View Full Version : Stabler-Leadbetter Apothecary Museum

Robert A Mosher
11-09-2006, 03:21 PM
I just noticed in the Washington Post that this museum is reopening this weekend (November 11) after being closed for two years for renovation. It is described as having "exhibits of antique pill rollers, mortars, pestles, drug mills, glassware, journals, letters, furnishings, and patent medicines from the 1790s." From an accompanying illustration of a liniment label it is clear that they meant to say "from the 1790s onwards."

This sounded like another possible resource for those reenactors medically inclined. The museum is in Alexandria, Virginia at 105-107 S. Fairfax St. Telephone: 703-838-3852. It is reportedly open 11am-5pm Tuesday-Saturday, and 1-4pm on Sundays. There is a $4 charge for adults; $2 for ages 11-17; and children age 10 and younger get in free.

(Frankly, it didn't say and I have not checked to see if there is a webpage)

Robert A. Mosher

Robert A Mosher
11-17-2006, 01:39 PM
The Washington Post on November 16 featured a further article on the museum in the Alexandria-Arlington insert. I also found the associated website at http://oha.alexandriava.gov/apothecary/ featuring some of the same information about the shop, its history, and the exhibits and other resources.

Robert A. Mosher

02-03-2007, 05:02 PM
I just got back from visiting the museum.

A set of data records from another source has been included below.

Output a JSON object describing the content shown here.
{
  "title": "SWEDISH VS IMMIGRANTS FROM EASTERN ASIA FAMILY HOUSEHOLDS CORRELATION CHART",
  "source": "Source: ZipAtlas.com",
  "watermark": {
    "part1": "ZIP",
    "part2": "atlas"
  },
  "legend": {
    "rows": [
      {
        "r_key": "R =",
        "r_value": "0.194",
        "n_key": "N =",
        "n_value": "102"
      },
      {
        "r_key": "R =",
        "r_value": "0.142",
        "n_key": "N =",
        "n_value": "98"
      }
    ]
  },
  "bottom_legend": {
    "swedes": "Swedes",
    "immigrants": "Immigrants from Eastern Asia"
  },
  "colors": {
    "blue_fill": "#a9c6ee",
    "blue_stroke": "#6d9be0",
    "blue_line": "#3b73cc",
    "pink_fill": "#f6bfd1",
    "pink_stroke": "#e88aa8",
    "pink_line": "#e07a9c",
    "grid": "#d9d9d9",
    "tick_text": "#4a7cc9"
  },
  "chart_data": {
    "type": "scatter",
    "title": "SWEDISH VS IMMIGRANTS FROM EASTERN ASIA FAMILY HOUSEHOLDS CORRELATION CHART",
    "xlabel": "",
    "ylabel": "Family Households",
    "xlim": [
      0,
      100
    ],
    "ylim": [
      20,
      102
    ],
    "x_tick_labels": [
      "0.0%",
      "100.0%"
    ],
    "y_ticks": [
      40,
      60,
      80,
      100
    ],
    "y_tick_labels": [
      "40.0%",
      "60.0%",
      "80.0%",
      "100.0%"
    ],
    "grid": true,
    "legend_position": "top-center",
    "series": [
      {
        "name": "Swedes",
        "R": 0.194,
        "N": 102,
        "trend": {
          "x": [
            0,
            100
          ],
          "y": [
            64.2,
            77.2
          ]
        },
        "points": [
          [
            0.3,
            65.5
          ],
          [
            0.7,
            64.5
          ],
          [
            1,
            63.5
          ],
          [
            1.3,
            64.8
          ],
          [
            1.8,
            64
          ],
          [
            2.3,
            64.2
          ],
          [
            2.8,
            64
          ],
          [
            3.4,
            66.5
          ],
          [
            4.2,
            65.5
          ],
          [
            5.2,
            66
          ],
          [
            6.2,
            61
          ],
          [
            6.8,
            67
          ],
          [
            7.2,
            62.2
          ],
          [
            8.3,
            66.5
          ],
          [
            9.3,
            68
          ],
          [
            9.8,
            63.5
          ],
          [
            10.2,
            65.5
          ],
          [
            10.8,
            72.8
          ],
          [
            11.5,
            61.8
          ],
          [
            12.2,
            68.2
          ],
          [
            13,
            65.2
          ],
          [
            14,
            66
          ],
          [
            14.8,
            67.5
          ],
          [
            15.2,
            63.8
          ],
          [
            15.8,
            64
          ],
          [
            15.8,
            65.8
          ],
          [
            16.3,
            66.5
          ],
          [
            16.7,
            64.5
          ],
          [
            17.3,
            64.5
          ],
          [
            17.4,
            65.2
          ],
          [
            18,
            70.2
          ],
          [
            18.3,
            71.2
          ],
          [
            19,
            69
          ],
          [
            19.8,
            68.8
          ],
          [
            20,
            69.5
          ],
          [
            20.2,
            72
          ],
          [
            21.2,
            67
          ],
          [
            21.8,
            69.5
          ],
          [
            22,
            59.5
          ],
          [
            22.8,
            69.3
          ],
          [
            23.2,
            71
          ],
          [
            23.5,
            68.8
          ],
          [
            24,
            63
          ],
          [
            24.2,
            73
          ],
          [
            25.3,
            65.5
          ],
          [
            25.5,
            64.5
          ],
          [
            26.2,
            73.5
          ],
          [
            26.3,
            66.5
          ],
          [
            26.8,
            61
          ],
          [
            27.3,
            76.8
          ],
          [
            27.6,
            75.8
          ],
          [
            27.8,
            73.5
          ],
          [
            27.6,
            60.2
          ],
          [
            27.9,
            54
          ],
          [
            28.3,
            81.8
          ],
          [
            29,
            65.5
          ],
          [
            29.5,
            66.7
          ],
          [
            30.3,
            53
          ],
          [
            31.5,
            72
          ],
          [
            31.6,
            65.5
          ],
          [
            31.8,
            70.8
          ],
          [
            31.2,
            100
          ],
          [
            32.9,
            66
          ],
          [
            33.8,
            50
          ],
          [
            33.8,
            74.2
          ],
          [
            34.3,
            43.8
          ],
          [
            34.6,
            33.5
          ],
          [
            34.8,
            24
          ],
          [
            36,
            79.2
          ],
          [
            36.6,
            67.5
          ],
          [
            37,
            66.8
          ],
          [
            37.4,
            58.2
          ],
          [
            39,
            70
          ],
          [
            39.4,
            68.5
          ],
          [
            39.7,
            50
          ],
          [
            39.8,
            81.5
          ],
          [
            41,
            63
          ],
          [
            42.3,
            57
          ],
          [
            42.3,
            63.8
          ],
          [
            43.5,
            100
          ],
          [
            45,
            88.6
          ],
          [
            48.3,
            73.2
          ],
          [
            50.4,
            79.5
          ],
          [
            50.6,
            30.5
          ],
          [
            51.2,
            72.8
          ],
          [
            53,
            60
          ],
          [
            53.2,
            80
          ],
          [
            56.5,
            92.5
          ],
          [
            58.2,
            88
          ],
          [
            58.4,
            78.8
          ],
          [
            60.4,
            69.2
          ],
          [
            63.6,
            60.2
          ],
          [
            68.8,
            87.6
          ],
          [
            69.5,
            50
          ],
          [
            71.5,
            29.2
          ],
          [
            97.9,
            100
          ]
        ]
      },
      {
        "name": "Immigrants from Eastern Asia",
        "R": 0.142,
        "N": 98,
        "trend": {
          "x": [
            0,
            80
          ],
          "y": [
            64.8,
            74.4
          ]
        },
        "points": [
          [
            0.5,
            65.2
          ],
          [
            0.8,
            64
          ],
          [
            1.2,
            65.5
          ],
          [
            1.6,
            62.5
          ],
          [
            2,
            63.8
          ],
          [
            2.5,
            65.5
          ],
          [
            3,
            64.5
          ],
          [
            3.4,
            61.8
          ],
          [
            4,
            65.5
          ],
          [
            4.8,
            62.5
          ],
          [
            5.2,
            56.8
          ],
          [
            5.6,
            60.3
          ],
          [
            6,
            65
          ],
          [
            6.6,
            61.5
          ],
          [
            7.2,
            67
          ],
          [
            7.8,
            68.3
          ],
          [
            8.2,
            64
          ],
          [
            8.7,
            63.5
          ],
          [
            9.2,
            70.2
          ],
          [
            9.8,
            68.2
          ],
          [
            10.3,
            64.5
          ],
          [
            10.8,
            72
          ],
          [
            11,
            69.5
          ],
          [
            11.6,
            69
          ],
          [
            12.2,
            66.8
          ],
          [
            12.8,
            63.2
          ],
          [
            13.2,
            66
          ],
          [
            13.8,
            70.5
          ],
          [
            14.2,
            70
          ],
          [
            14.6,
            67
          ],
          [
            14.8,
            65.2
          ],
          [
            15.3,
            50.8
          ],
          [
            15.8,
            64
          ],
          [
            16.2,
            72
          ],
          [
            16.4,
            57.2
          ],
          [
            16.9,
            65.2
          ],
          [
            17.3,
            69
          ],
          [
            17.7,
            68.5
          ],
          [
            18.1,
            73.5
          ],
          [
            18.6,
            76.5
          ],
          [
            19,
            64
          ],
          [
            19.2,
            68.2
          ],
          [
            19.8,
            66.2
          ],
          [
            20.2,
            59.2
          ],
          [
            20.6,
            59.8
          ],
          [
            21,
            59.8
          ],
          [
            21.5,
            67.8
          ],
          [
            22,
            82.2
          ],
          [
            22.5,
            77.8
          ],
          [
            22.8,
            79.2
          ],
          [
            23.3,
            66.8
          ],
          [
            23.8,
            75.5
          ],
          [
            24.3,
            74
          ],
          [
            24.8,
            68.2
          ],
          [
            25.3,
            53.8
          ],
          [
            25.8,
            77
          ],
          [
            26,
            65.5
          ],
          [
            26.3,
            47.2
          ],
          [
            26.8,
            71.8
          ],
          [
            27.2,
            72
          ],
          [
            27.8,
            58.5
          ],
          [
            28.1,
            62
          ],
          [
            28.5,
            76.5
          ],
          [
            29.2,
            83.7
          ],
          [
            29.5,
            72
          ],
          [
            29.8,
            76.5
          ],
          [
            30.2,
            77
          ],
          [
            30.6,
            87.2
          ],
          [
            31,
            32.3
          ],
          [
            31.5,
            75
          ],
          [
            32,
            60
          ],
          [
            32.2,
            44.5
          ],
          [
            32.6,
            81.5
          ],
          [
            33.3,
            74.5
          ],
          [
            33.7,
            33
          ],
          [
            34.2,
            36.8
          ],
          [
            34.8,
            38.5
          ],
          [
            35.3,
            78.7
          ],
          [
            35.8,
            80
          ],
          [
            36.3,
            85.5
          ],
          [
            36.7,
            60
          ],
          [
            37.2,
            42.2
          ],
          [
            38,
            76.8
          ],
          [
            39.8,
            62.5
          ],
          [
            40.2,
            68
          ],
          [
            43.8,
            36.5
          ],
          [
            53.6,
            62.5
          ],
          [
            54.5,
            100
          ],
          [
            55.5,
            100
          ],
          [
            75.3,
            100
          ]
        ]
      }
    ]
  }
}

It is a work in progress. Admission is $4, $3 if you are a Triple A Member. You visit the main area downstairs, which is made up to resemble the place as it was c. 1850s - 1870s. There are a couple of display cases set up with original bottles and other apothecary artifcats.

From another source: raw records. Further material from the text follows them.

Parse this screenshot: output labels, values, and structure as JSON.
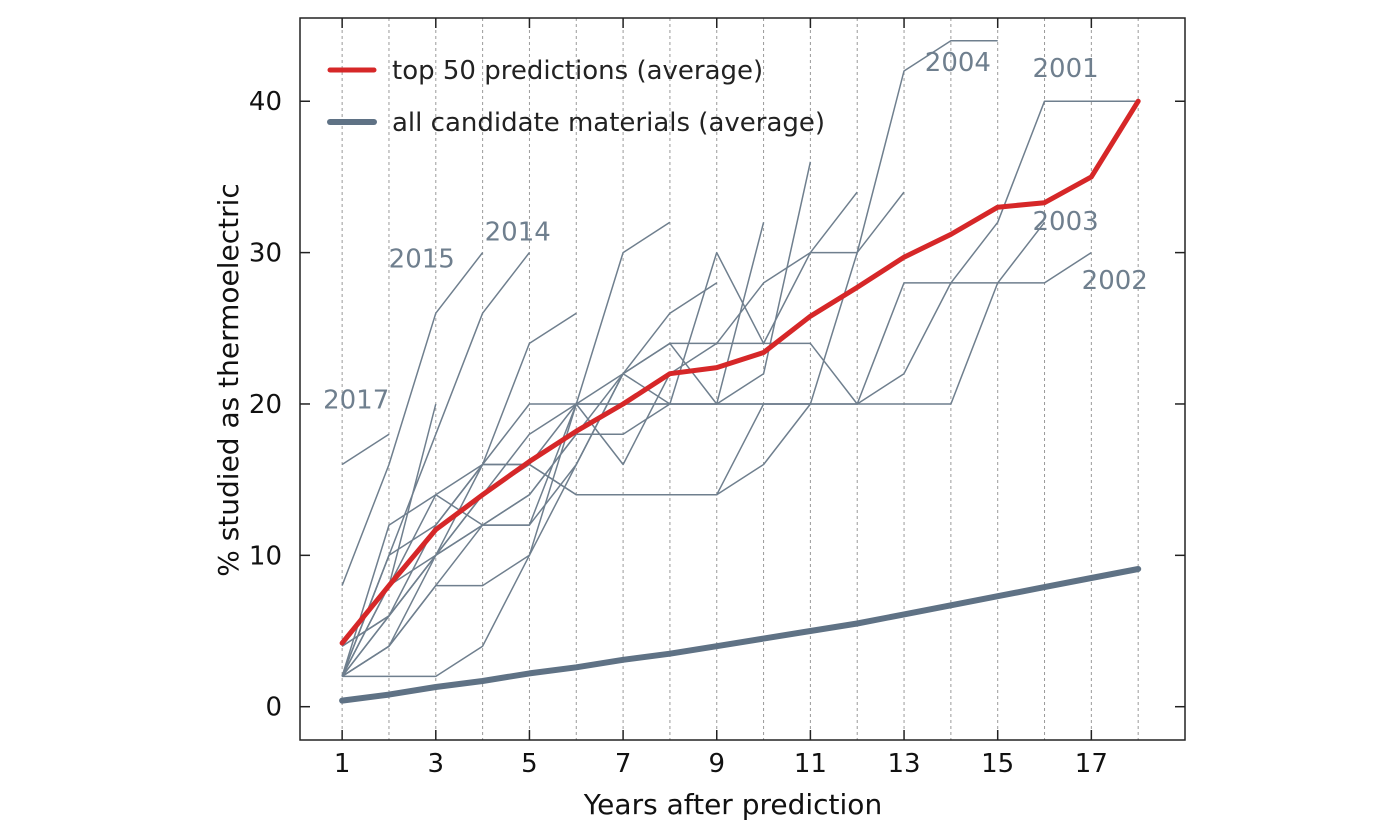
{
  "chart_data": {
    "type": "line",
    "title": "",
    "xlabel": "Years after prediction",
    "ylabel": "% studied as thermoelectric",
    "xlim": [
      0.1,
      19.0
    ],
    "ylim": [
      -2.2,
      45.5
    ],
    "xticks": [
      1,
      3,
      5,
      7,
      9,
      11,
      13,
      15,
      17
    ],
    "yticks": [
      0,
      10,
      20,
      30,
      40
    ],
    "grid": "vertical dashed lines at every integer year",
    "legend_position": "top-left",
    "colors": {
      "top50": "#d62728",
      "all": "#5f7285",
      "annual": "#6f7f8e",
      "grid": "#9a9a9a"
    },
    "series": [
      {
        "name": "top 50 predictions (average)",
        "x": [
          1,
          2,
          3,
          4,
          5,
          6,
          7,
          8,
          9,
          10,
          11,
          12,
          13,
          14,
          15,
          16,
          17,
          18
        ],
        "y": [
          4.2,
          8.0,
          11.7,
          14.0,
          16.2,
          18.2,
          20.0,
          22.0,
          22.4,
          23.4,
          25.8,
          27.7,
          29.7,
          31.2,
          33.0,
          33.3,
          35.0,
          40.0
        ]
      },
      {
        "name": "all candidate materials (average)",
        "x": [
          1,
          2,
          3,
          4,
          5,
          6,
          7,
          8,
          9,
          10,
          11,
          12,
          13,
          14,
          15,
          16,
          17,
          18
        ],
        "y": [
          0.4,
          0.8,
          1.3,
          1.7,
          2.2,
          2.6,
          3.1,
          3.5,
          4.0,
          4.5,
          5.0,
          5.5,
          6.1,
          6.7,
          7.3,
          7.9,
          8.5,
          9.1
        ]
      }
    ],
    "annual_series": [
      {
        "label": "2017",
        "x": [
          1,
          2
        ],
        "y": [
          16,
          18
        ]
      },
      {
        "label": "2015",
        "x": [
          1,
          2,
          3,
          4
        ],
        "y": [
          8,
          16,
          26,
          30
        ]
      },
      {
        "label": "2014",
        "x": [
          1,
          2,
          3,
          4,
          5
        ],
        "y": [
          2,
          10,
          18,
          26,
          30
        ]
      },
      {
        "label": "",
        "x": [
          1,
          2,
          3
        ],
        "y": [
          2,
          8,
          20
        ]
      },
      {
        "label": "",
        "x": [
          1,
          2,
          3,
          4,
          5,
          6
        ],
        "y": [
          2,
          4,
          10,
          16,
          24,
          26
        ]
      },
      {
        "label": "",
        "x": [
          1,
          2,
          3,
          4,
          5,
          6,
          7,
          8
        ],
        "y": [
          4,
          6,
          10,
          12,
          12,
          20,
          30,
          32
        ]
      },
      {
        "label": "",
        "x": [
          1,
          2,
          3,
          4,
          5,
          6,
          7,
          8,
          9
        ],
        "y": [
          2,
          2,
          2,
          4,
          10,
          20,
          22,
          26,
          28
        ]
      },
      {
        "label": "",
        "x": [
          1,
          2,
          3,
          4,
          5,
          6,
          7,
          8,
          9,
          10
        ],
        "y": [
          2,
          4,
          8,
          8,
          10,
          16,
          22,
          24,
          20,
          32
        ]
      },
      {
        "label": "",
        "x": [
          1,
          2,
          3,
          4,
          5,
          6,
          7,
          8,
          9,
          10,
          11
        ],
        "y": [
          2,
          12,
          14,
          16,
          16,
          14,
          14,
          14,
          14,
          16,
          20
        ]
      },
      {
        "label": "",
        "x": [
          1,
          2,
          3,
          4,
          5,
          6,
          7,
          8,
          9,
          10,
          11
        ],
        "y": [
          4,
          6,
          12,
          16,
          20,
          20,
          20,
          20,
          20,
          22,
          36
        ]
      },
      {
        "label": "",
        "x": [
          1,
          2,
          3,
          4,
          5,
          6,
          7,
          8,
          9,
          10,
          11,
          12
        ],
        "y": [
          2,
          4,
          8,
          12,
          14,
          18,
          22,
          20,
          30,
          24,
          30,
          34
        ]
      },
      {
        "label": "",
        "x": [
          1,
          2,
          3,
          4,
          5,
          6,
          7,
          8,
          9,
          10,
          11,
          12,
          13
        ],
        "y": [
          2,
          6,
          10,
          14,
          18,
          20,
          16,
          22,
          24,
          28,
          30,
          30,
          34
        ]
      },
      {
        "label": "2004",
        "x": [
          1,
          2,
          3,
          4,
          5,
          6,
          7,
          8,
          9,
          10,
          11,
          12,
          13,
          14,
          15
        ],
        "y": [
          2,
          8,
          14,
          12,
          14,
          18,
          18,
          20,
          20,
          20,
          20,
          30,
          42,
          44,
          44
        ]
      },
      {
        "label": "2003",
        "x": [
          1,
          2,
          3,
          4,
          5,
          6,
          7,
          8,
          9,
          10,
          11,
          12,
          13,
          14,
          15,
          16
        ],
        "y": [
          2,
          10,
          12,
          16,
          16,
          20,
          20,
          20,
          20,
          20,
          20,
          20,
          20,
          20,
          28,
          32
        ]
      },
      {
        "label": "2002",
        "x": [
          1,
          2,
          3,
          4,
          5,
          6,
          7,
          8,
          9,
          10,
          11,
          12,
          13,
          14,
          15,
          16,
          17
        ],
        "y": [
          4,
          8,
          10,
          14,
          16,
          14,
          14,
          14,
          14,
          20,
          20,
          20,
          28,
          28,
          28,
          28,
          30
        ]
      },
      {
        "label": "2001",
        "x": [
          1,
          2,
          3,
          4,
          5,
          6,
          7,
          8,
          9,
          10,
          11,
          12,
          13,
          14,
          15,
          16,
          17,
          18
        ],
        "y": [
          2,
          6,
          10,
          12,
          12,
          16,
          22,
          24,
          24,
          24,
          24,
          20,
          22,
          28,
          32,
          40,
          40,
          40
        ]
      }
    ]
  }
}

Upstairs is an original preserved storage/manufacturing place. There are drawers filled with original material, labels, corks, everything one needs to run a pharmacy. When the place went bankrupt in 1933, and the owners left - and left everything they owned, in situ.

The docents are trained to give you a basic rundown, and there are tours every half hour, fifteen before the hour, and fifteen after.